Six-year-old Alyssa Goodman found watching astronauts walk on the moon on TV astonishing. To 8-year-old Dimitar Sasselov, his parents’ excitement over the 30-second clip of Neil Armstrong’s walk belied the downplay it received in Soviet-era Bulgaria. And to Irwin Shapiro, then an MIT physics professor, the technical achievement of getting Armstrong there outshone the walk itself.
Three Harvard astronomers shared recollections of humankind’s first walk on the moon 50 years ago Saturday, as well as their thoughts on its wide-ranging legacy.
Life’s highest achievement
Sasselov, Phillips Professor of Astronomy and head of Harvard’s Origins of Life Initiative, was a young boy growing up on Bulgaria’s Black Sea coast in 1969. He was more interested in the beach than in space then. But his parents made sure he knew about, and watched, the landing — even though the government minimized the Cold War achievement.
Now Sasselov’s view is likely best described as cosmic. Life in the universe is probably uncommon, he says, and where it exists it is largely made up of microbes, as it was for most of its history on Earth. For those microbes to have given rise to complex life, and for that complex life — along with microbial hitchhikers — to intentionally travel to another celestial body, and back, has to be considered a milestone not just for one species but for all of life.
“Here you have, 4 billion years after the creation of the Earth biosphere, a representative … [who] by their own volition and their own design made it beyond the planet, which is the root of the biosphere, to go to another celestial body, stay there, and then return safely back to where they came from,” Sasselov said. “That for sure has never happened before in the history of the solar system.”
What is possible to achieve
Goodman, the Robert Wheeler Wilson Professor of Applied Astronomy and co-director for science at the Radcliffe Institute for Advanced Study, recalls sitting on her parents’ bed in their home on Long Island and being amazed that Armstrong was walking on “that thing in the sky” at that very moment.

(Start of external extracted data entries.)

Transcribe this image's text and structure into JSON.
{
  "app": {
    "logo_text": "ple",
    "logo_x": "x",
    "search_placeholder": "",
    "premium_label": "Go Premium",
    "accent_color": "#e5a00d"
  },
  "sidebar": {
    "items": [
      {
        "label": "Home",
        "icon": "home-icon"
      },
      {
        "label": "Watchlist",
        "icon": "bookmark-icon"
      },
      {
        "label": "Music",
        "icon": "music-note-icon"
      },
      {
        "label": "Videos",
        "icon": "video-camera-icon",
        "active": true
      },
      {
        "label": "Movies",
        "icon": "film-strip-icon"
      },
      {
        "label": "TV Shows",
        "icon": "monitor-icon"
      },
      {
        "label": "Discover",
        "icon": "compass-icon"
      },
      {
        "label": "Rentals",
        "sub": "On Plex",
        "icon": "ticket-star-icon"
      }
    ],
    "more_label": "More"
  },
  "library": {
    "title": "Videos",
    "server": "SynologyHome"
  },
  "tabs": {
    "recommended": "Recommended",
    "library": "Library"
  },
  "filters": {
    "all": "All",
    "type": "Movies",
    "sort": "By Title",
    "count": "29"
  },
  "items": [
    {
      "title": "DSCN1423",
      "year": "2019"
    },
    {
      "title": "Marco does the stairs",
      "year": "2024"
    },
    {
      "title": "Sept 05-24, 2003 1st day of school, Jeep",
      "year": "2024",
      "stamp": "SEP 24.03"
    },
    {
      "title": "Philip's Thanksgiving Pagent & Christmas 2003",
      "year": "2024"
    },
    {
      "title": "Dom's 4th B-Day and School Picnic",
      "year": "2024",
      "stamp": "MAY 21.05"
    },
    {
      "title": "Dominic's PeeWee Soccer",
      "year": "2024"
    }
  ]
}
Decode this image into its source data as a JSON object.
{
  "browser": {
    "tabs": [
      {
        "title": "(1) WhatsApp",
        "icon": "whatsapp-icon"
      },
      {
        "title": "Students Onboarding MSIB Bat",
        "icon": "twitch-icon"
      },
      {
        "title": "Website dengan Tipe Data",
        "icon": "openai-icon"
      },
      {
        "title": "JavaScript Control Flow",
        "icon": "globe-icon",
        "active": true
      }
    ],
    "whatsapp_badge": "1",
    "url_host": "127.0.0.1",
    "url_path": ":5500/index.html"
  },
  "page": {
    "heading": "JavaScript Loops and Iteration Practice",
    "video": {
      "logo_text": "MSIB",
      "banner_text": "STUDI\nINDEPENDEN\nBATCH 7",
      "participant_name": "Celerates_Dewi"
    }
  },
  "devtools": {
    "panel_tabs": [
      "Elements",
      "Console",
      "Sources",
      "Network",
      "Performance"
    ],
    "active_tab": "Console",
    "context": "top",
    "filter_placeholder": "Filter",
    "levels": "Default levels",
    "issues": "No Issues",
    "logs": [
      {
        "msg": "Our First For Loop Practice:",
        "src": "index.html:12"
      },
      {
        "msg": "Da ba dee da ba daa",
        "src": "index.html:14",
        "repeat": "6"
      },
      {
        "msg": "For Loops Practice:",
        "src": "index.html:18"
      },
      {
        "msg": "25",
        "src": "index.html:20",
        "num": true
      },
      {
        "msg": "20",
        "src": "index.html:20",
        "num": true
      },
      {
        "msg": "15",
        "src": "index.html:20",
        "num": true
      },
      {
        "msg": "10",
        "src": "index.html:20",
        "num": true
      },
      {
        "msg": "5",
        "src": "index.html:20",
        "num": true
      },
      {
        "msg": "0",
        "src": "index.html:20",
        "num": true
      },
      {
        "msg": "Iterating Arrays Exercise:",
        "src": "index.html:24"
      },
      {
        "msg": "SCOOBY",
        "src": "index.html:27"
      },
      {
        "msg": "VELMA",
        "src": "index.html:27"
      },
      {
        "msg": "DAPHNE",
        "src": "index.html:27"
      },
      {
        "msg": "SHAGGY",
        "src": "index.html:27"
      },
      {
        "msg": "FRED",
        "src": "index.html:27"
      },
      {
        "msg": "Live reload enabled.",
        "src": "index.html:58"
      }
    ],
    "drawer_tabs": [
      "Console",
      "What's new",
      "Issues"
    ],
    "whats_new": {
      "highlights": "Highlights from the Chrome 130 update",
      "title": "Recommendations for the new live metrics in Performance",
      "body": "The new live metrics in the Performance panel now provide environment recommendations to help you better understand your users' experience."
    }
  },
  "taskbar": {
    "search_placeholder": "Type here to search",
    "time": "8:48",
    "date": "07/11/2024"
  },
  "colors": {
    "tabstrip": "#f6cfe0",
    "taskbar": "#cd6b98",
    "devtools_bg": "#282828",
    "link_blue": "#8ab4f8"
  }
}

To her, the moon landings are an example of what it is possible for humans to achieve when vision, political will, financial wherewithal, and technical prowess all pull toward a single goal. Goodman acknowledged that such unified purpose is rare and has been missing in the decades since. Other examples, real and potential, are the Manhattan Project, which led to the first atomic bomb, and, she hopes, a project to find a solution to climate change in the years to come.